Les frontières de la folie (Ch. VII, §. II)

Date de mise en ligne : mardi 13 novembre 2007

Mots-clés :

Alexandre Cullerre, Les frontières de la folie, Chapitre VII, §. II : « Pervertis menteurs », Éd. J.-B. Baillière et fils, Paris, 1888, pp. 230-237.

CHAPITRE VII
PERVERTIS

—  — —
II
MENTEURS

Le mensonge est un des travers les plus frappants des hystériques, de l’avis de tous les médecins spécialistes et légistes.

L’hystérique, dit Brouardel [1] est essentiellement menteuse, et c’est là le vrai criterium du caractère hystérique.

Les hystériques, selon Huchard [2] sont remarquables par leur esprit de duplicité, de mensonge, de simulation.

Elles trompent aussi bien leurs maris, leurs parents, que leurs confesseurs et leurs médecins, ajoute Morel [3].

On se surprend quelquefois, expose Charcot [4], à admirer la ruse, la sagacité ou la ténacité inouïe que les femmes qui sont sous le coup de la grande névrose mettent en oeuvre pour tromper.

Les mensonges des hystériques ne sont, ainsi que le fait remarquer Lasègue [5], que le résultat de la combinaison d’un fait faux et d’une sagacité, qui donne à ce fait inventé un cachet de vraisemblance. Nous empruntons à cet auteur quelques-unes des observations remarquables qu’il a citées devant la Société médico-psychologique.

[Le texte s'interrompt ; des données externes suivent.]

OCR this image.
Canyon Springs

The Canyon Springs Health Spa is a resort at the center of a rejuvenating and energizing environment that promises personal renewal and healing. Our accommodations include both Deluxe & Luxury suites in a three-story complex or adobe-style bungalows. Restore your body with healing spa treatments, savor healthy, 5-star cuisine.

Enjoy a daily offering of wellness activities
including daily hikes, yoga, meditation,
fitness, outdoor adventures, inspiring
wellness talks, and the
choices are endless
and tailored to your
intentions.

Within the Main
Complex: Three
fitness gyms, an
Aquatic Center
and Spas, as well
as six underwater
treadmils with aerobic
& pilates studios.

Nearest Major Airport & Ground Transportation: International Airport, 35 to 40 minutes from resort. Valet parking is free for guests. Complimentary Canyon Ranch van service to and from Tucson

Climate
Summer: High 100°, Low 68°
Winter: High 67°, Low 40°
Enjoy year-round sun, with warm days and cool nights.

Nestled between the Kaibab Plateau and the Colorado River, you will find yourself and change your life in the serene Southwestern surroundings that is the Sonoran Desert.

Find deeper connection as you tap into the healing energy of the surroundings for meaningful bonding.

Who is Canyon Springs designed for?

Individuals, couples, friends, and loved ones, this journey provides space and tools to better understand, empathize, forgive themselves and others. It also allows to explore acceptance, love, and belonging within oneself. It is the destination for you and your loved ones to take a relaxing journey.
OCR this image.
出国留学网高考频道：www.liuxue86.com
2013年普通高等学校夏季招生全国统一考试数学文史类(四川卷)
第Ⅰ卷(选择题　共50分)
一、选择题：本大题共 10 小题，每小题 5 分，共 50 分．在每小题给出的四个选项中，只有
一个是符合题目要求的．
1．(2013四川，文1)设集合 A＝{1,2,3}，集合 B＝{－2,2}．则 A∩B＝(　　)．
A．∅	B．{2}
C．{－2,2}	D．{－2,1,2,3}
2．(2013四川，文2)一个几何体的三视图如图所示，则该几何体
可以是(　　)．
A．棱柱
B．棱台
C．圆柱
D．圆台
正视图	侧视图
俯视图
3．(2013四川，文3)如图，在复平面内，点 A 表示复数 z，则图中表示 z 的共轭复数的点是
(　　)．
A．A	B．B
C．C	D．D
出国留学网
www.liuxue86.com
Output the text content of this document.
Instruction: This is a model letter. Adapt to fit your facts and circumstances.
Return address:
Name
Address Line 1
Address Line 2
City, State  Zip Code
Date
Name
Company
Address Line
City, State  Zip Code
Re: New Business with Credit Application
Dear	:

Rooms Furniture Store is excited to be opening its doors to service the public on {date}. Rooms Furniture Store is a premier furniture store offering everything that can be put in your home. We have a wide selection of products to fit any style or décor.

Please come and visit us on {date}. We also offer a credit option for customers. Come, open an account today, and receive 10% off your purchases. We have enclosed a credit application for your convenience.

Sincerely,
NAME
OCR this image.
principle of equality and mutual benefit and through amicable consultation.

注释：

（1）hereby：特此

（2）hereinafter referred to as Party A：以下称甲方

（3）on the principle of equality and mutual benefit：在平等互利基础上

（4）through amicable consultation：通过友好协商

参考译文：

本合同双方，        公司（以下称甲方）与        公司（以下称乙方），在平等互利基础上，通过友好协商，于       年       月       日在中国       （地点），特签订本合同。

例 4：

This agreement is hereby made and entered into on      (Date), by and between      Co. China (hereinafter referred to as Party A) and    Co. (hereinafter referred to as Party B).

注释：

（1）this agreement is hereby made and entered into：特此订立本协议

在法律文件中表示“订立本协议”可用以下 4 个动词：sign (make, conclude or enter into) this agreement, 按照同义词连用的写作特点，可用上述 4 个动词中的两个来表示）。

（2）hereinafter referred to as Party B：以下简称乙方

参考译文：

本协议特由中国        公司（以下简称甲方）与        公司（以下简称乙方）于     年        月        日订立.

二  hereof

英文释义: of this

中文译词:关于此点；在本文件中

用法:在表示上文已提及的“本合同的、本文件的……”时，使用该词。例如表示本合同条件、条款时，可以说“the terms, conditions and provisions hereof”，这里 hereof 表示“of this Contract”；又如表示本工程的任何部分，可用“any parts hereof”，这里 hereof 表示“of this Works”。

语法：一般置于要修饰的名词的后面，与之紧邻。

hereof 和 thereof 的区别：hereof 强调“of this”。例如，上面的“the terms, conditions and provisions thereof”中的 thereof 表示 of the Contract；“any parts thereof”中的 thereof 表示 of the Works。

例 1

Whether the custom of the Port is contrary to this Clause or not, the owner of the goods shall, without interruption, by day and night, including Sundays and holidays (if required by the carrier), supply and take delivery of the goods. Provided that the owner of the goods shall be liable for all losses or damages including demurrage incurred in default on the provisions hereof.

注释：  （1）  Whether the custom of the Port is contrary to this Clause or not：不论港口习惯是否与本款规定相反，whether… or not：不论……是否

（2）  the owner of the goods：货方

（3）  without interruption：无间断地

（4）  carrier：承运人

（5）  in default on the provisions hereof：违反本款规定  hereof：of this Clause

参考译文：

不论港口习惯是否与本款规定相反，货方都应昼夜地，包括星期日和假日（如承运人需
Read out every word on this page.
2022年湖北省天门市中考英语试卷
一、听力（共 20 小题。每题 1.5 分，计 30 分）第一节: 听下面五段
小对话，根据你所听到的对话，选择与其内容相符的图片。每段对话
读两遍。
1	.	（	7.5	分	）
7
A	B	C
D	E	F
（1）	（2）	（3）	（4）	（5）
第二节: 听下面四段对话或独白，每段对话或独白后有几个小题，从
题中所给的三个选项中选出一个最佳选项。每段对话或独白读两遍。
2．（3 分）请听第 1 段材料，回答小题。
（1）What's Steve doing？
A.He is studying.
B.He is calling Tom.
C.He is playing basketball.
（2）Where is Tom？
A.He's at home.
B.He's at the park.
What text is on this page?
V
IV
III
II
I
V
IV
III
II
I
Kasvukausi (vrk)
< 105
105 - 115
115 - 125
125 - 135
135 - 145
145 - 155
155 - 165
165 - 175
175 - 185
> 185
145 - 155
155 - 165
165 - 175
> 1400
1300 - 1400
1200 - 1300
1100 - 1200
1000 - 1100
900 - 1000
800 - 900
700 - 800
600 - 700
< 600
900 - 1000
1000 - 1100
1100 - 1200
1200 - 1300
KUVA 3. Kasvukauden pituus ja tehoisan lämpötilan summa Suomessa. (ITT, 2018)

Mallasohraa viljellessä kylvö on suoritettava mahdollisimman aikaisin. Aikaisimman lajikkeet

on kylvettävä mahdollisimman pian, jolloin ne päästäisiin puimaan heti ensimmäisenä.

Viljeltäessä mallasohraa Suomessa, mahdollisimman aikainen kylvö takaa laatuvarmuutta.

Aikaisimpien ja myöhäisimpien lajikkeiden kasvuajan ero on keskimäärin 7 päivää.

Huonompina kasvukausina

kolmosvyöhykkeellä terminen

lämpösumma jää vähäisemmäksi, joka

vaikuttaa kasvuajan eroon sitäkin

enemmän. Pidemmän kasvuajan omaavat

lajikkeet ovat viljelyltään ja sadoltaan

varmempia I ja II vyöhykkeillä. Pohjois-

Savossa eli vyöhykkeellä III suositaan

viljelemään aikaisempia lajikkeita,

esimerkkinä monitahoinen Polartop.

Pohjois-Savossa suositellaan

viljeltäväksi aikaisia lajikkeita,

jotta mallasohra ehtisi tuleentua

Une jeune fille de dix-neuf à vingt ans raconte l’histoire suivante : un jour, elle est envoyée de l’atelier où elle travaillait pour prendre des mesures. À la porte, elle est accostée par un domestique qui la fait monter dans une maison qu’elle ne saurait plus reconnaître, auprès d’un vieux monsieur. — Là trouve naturellement place la description complète de la demeure ; il n’y manque pas un détail. — Le vieillard auprès de qui elle est amenée, ne lui demande qu’une chose, c’est qu’elle remplace dans son affection la fille qu’il a perdue. Comme elle fait des difficultés, on exige simplement d’elle qu’elle se rende son atelier ; tous les jours on la ramènera auprès du vieux monsieur, puis elle retournera auprès de sa mère.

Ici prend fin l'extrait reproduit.